The young woman was talking to the young man who’d come over to this side to investigate. “You said you heard a noise,” she said, clutching the white sleeve of his sweater. “Did it sound like something crashing down?”

“No,” the young man said. “It sounded like a child’s cry.”

Joanna looked over at the inside wall. There
was
a life preserver hanging next to the deck light, but she couldn’t read what it said. The stout man in tweeds was standing in the way. She started toward him.

The stout man said, turning to his friend, “What do they say is the trouble?”

Joanna strained to hear what his friend answered, but he
spoke too softly, and he couldn’t have said, “We’ve struck an iceberg,” because the stout man sat down in a deck chair and opened his book, but at least he had moved from in front of the life preserver. She put up her hand, shielding her eyes from the glare, and tried to read the lettering.

She had been wrong. There was no lettering around the white ring of the life preserver, and no lettering on the backs of the deck chairs, or the metal lockers, or the doors. But one of them has to lead to the Grand Staircase, she thought, walking along the deck, trying each one.

The first two were locked. The third opened on a bare lightbulb and a metal stairway leading down. A crew stairway, Joanna thought, and tried the next one.

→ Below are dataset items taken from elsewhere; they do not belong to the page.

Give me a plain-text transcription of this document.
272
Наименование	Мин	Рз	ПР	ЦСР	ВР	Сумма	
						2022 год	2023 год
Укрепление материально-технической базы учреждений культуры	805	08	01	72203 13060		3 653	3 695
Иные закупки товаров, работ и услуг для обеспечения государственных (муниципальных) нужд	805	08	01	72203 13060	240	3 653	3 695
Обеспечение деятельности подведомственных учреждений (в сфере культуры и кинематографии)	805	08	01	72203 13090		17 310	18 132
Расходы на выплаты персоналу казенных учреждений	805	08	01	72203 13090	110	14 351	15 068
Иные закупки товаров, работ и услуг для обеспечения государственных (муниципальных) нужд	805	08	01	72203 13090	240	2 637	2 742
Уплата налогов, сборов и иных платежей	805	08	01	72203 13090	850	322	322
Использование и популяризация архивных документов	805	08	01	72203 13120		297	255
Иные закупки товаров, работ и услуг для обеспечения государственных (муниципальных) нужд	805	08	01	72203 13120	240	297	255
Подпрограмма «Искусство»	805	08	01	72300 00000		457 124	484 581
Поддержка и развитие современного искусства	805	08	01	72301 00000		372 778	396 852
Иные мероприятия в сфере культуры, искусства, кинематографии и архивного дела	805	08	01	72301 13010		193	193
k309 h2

It was locked, too, but the one after that opened onto a darkened wooden staircase. It was wider than the one she’d climbed up before. The railings and newel posts were more elaborately carved, and rose-colored carpeting covered the stairs.

But the stairs should be marble, she thought, and why is it dark? There were light sconces on the wall, but no switch that she could see. She walked over to the railing and looked up. Far above, several decks up, she thought she caught a glimpse of gray. The skylight? Or the steward’s white jacket? Or something else? There was only one way to find out. Joanna put her hand on the railing and started up the stairs.

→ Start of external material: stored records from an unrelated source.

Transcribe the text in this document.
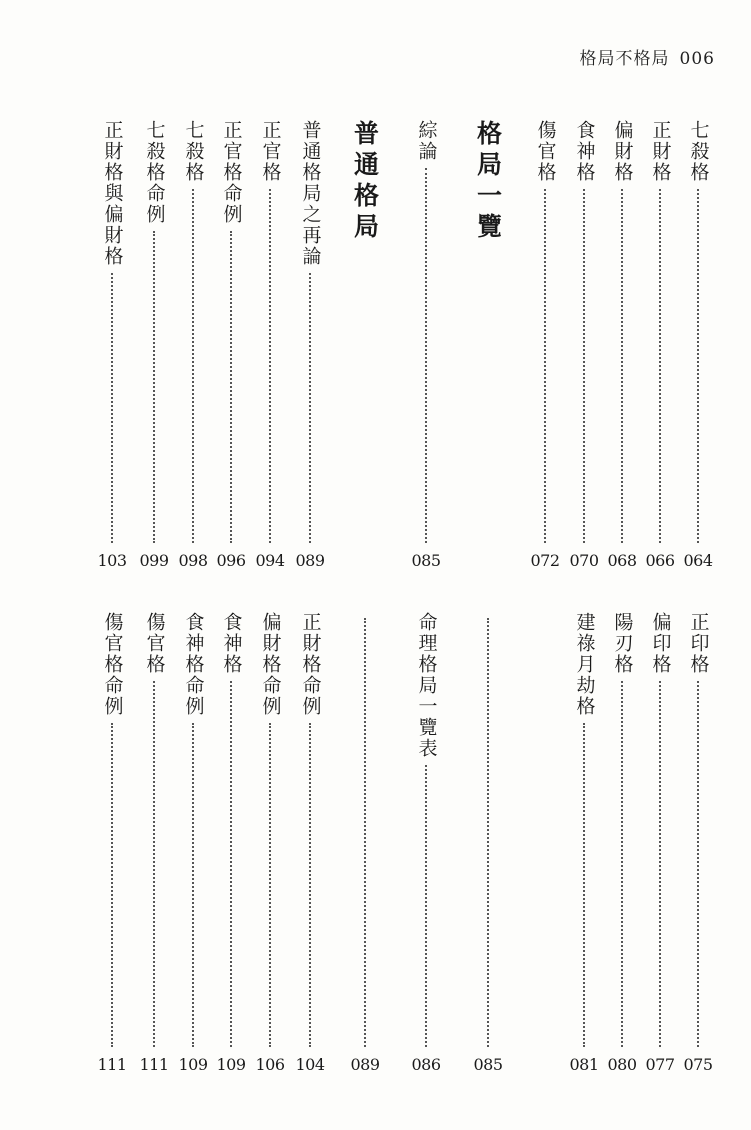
格局不格局 006
七殺格
064
正財格
066
偏財格
068
食神格
070
傷官格
072
格局一覽
綜論
085
普通格局
普通格局之再論
089
正官格
094
正官格命例
096
七殺格
098
七殺格命例
099
正財格與偏財格
103
正印格
075
偏印格
077
陽刃格
080
建祿月劫格
081
085
命理格局一覽表
086
089
正財格命例
104
偏財格命例
106
食神格
109
食神格命例
109
傷官格
111
傷官格命例
111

It grew progressively darker as she climbed, so that she could barely see the steps in front of her, and nothing of what she was passing. The First-Class Dining Saloon should be here, she thought, rounding the landing. No, that was down on the saloon deck, but the cherub should be here, and the clock with Honour and Glory Crowning Time, and the skylight.

The skylight was there, a dark gray dome above her head as she started up the third flight. She could see its wrought-iron ribs, darker between the curves of darkened glass, but there was no cherub. The newel post was carved wood in the shape of a basket of fruit. There was a clock at the top of the stairs, but it was a square wooden one. Yet this had to be the Grand Staircase. There wouldn’t be two elaborate skylights on one
ship. What if Richard’s right, and it is an amalgam? she thought, and opened the door at the head of the stairs.

She was back on the Boat Deck and it was still deserted and dark. There wasn’t even a light on the bridge. She peered toward the bow, trying to make out the flicker of the Morse lamp or catch the scrape of the lantern shutter, but the deck was utterly silent. The boats, off to her right, still hung in their davits, shrouded in canvas.

The boats should have the name of the ship on them, she thought, and tried to raise the canvas on the nearest one, but it was lashed down tightly, the ropes knotted into fist-sized bundles. She couldn’t budge the canvas at all.

She walked along the line of boats, trying to find one whose canvas was looser, but they were all as immovable as the first one. She crossed to the other side of the deck. There was a light on this side. From the bridge? No, closer than that. An open door in the near end of the building that housed the officers’ quarters. Joanna went over to it and looked in.